Fears within New Zealand’s ruling circles over the outcome of the US presidential election mounted sharply last week as Republican candidate Donald Trump surged in the polls in the wake of the email scandals swirling around his Democratic rival Hillary Clinton. The New Zealand Institute of Economic Research (NZIER) warned that a Trump victory would be “devastating” for the NZ economy.
The New Zealand share market (NZX) index fell to 6,731 points—down 11 percent from its record high of 7,571 on September 7—as investors became increasingly rattled by the “Trump factor.” The NZX has fallen further than many others. The US share market is 4.7 percent below its peak, and the Australian is down by 6.5 percent.
Mark Lister of Craigs Investment Partners told the New Zealand Herald that markets had been driven by concerns about Trump’s anti-free trade rhetoric. The NZIER highlighted Trump’s plans to impose hefty tariffs on Chinese and Mexican imports. This would likely hurt New Zealand’s $8.4 billion of goods and services exports to the US, as well as slowing global growth, which could affect New Zealand’s exports more generally.
NZIER deputy CEO John Ballingall said a Trump presidency would signal the end of trade deals like the Trans Pacific Partnership (TPP), which has been championed by the New Zealand government. Notwithstanding Clinton’s own opposition to the TPP, Lister indicated the financial elite’s confidence in her, saying: “If Hillary Clinton wins, then I think you will see a relief rally and we could see a really strong rebound.”
Ballingall predicted “significant instability” regardless of the outcome. “Borrowing costs for New Zealand firms and mortgage-holders are likely to rise as credit conditions tighten in the face of uncertainty,” he said.

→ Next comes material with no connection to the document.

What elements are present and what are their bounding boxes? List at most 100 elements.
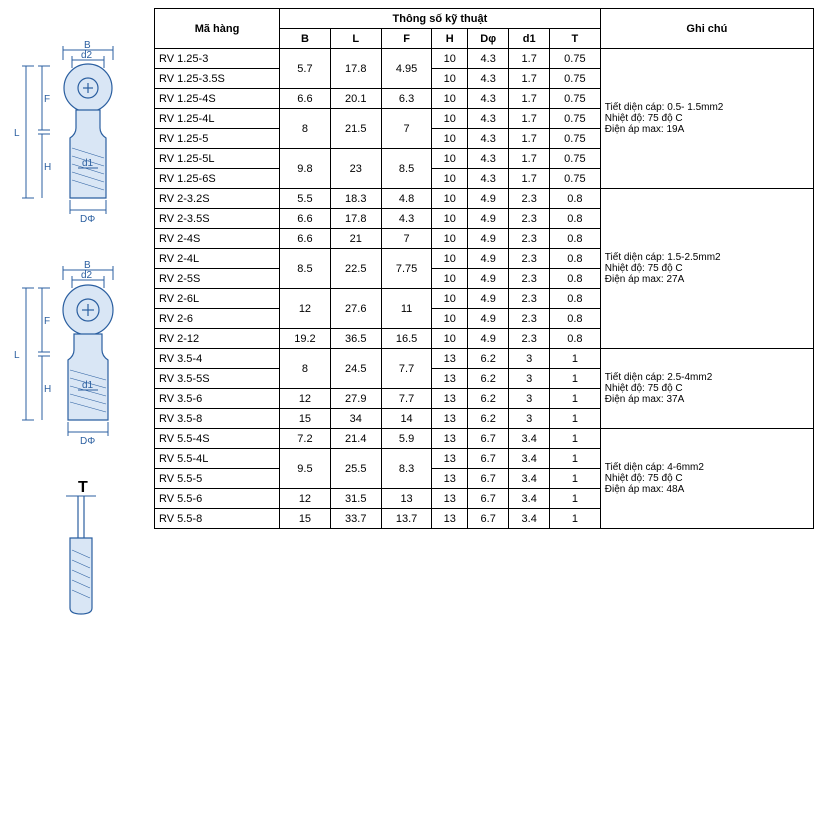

Under Trump, equity markets would fall and the US Federal Reserve would be likely to hold off plans to raise interest rates.

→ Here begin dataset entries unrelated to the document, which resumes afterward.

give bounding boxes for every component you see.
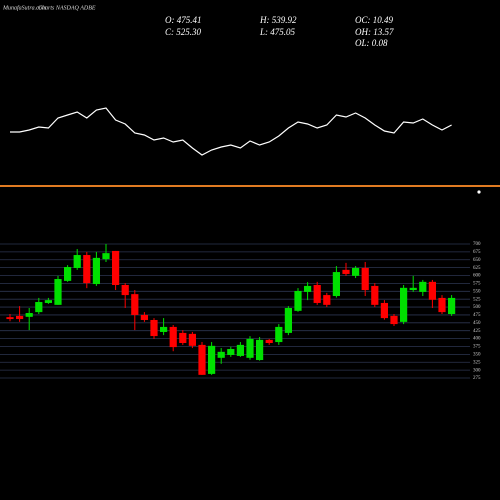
candle-body <box>342 269 350 274</box>
indicator-line <box>10 107 452 156</box>
y-tick-label: 600 <box>473 274 481 279</box>
stat: L: 475.05 <box>259 27 296 37</box>
candle-body <box>160 326 168 332</box>
y-tick-label: 650 <box>473 258 481 263</box>
candle-body <box>25 313 33 317</box>
candle-body <box>131 294 139 315</box>
candle-body <box>256 339 264 361</box>
y-tick-label: 575 <box>473 282 481 287</box>
candle-body <box>294 290 302 311</box>
y-tick-label: 625 <box>473 266 481 271</box>
candle-body <box>246 338 254 358</box>
y-tick-label: 475 <box>473 313 481 318</box>
candle-body <box>380 302 388 319</box>
candle-body <box>121 284 129 296</box>
candle-body <box>428 281 436 300</box>
y-tick-label: 400 <box>473 337 481 342</box>
y-tick-label: 500 <box>473 305 481 310</box>
candle-body <box>92 257 100 285</box>
y-tick-label: 550 <box>473 289 481 294</box>
candle-body <box>371 285 379 305</box>
candle-body <box>44 300 52 303</box>
y-tick-label: 425 <box>473 329 481 334</box>
candle-body <box>35 302 43 313</box>
candle-body <box>227 348 235 355</box>
candle-body <box>284 308 292 333</box>
candle-body <box>236 344 244 356</box>
stat: H: 539.92 <box>259 15 297 25</box>
candle-body <box>390 315 398 325</box>
candle-body <box>265 339 273 344</box>
candle-body <box>169 326 177 348</box>
candle-body <box>112 250 120 285</box>
candle-body <box>313 284 321 303</box>
candle-body <box>140 314 148 320</box>
candle-body <box>73 255 81 268</box>
y-tick-label: 350 <box>473 352 481 357</box>
y-tick-label: 275 <box>473 376 481 381</box>
y-tick-label: 375 <box>473 345 481 350</box>
candle-body <box>409 287 417 291</box>
candle-body <box>16 315 24 320</box>
candle-body <box>179 332 187 344</box>
y-tick-label: 675 <box>473 250 481 255</box>
y-tick-label: 525 <box>473 297 481 302</box>
stat: O: 475.41 <box>165 15 202 25</box>
y-tick-label: 450 <box>473 321 481 326</box>
y-tick-label: 325 <box>473 360 481 365</box>
candle-body <box>188 333 196 346</box>
watermark: MunafaSutra.com <box>2 4 47 11</box>
candle-body <box>54 278 62 305</box>
chart-title: Charts NASDAQ ADBE <box>38 5 96 11</box>
candle-body <box>438 297 446 313</box>
candle-body <box>6 317 14 320</box>
candle-body <box>400 287 408 322</box>
candle-body <box>332 272 340 297</box>
candle-body <box>352 267 360 276</box>
candle-body <box>275 326 283 343</box>
candle-body <box>83 255 91 284</box>
stat: C: 525.30 <box>165 27 202 37</box>
y-tick-label: 300 <box>473 368 481 373</box>
candle-body <box>217 351 225 358</box>
candle-body <box>102 253 110 260</box>
candle-body <box>419 281 427 292</box>
candle-body <box>361 267 369 291</box>
candle-body <box>198 344 206 375</box>
stat: OC: 10.49 <box>355 15 393 25</box>
stat: OL: 0.08 <box>355 38 388 48</box>
candle-body <box>64 267 72 281</box>
candle-body <box>448 297 456 314</box>
candle-body <box>208 345 216 374</box>
candle-body <box>323 295 331 305</box>
y-tick-label: 700 <box>473 242 481 247</box>
candle-body <box>150 319 158 337</box>
marker-dot <box>477 190 481 194</box>
stat: OH: 13.57 <box>355 27 394 37</box>
candle-body <box>304 285 312 292</box>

Political commentators were equally fearful. Fairfax Media reporter Tracy Watkins, following the campaign in Florida wrote that no matter who wins, “America will be a country divided and bleeding after a divided and highly-charged political campaign.” Perplexed by the deep hatred among broad sections of the population for Clinton, Watkins noted there would be no prospect of a “honeymoon period” if she wins, declaring: “She has already blown it.”
National Party parliamentarian Todd Muller attended the Republican and Democrat conventions and was struck at the “visceral dislike” of Clinton, not only among Republicans, but replicated “to a similar extent” at the Democratic convention. “Not only their dislike of Trump but some Democrat supporters’ dislike of Clinton—it was palpable,” he wrote.
Rod Oram noted in the Sunday Star Times: “In this unprecedented time in contemporary history, it is up to the rest of the world to try to stop the American rot spreading.” The only solution he could offer, however, was the empty and unrealisable hope that other nations can “keep some semblance of truth, decency and discourse and ambition alive.”
The concerns about the stability of a Clinton presidency come after she was relentlessly promoted in the New Zealand media, principally on the basis of feminist identity politics, as both the preferred candidate and likely victor, while Trump was portrayed as a sexual predator and serial liar.
Pro-Labour Party columnist Chris Trotter wrote on October 20 that the “greater good” required Americans “to vote for the lesser evil.” While conceding that Clinton is “more hawk than dove” on foreign policy, Trotter declared: “what she is not, is a bloated, foul-mouthed racist and misogynist,” who is preparing “to pull down the temple of American democracy upon the heads of its fractious citizens.”
Typical of the media as a whole, Trotter falsely characterised Clinton as fitting “very comfortably” into a “progressive” liberal Democratic Party tradition, similar to New Zealand’s former Labour Prime Minister Helen Clark.
Absent from any of these accounts is the basic truth that the mass alienation from the two parties of American big business is a product of the worsening social crisis facing millions. Whereas Clinton, based on the rightward-moving upper middle class, represents the interests of Wall Street and the military-intelligence apparatus, the fascistic Trump is seeking to direct extreme social tensions along nationalist lines, by whipping up anti-immigrant and anti-Muslim sentiment.
The media and political establishment has also sought to conceal the implications of New Zealand’s plans to join Washington’s preparations for war against Russia and China. There has been virtually no discussion about the foreign policy prescriptions of either presidential candidate or US preparations to unleash military violence around the world to establish global hegemony. New Zealand troops are already fighting in Iraq and the government has announced $20 billion in spending to upgrade naval and other military assets so they are “interoperable” with the US.
With elections due in 2017, similar social and political processes are at work in New Zealand. In the past decade health, education and welfare services have been starved of funds and tens of thousands of jobs have been destroyed. An estimated 41,000 people are homeless and one quarter of children live in poverty.
The working class is profoundly alienated from all the parties, particularly the main opposition Labour Party, which supports the government’s policies of austerity and militarism. A million people, over a quarter of the adult population, did not vote in the last two elections. In voting last month for the country’s local councils, voter turnout was only 35 percent, the equal lowest in 25 years.
Anti-immigrant and protectionist sentiment is being stirred up by an alliance of the trade unions, Labour, the Greens and the right-wing populist NZ First Party, which condemns Chinese steel imports and blames immigrants for the expanding housing and social crises (see: “Push for harsher anti-immigrant measures in New Zealand”). Many commentators and politicians who express horror over Trump’s fascistic demagogy and the prospect of his victory are supportive of similar right-wing policies in New Zealand.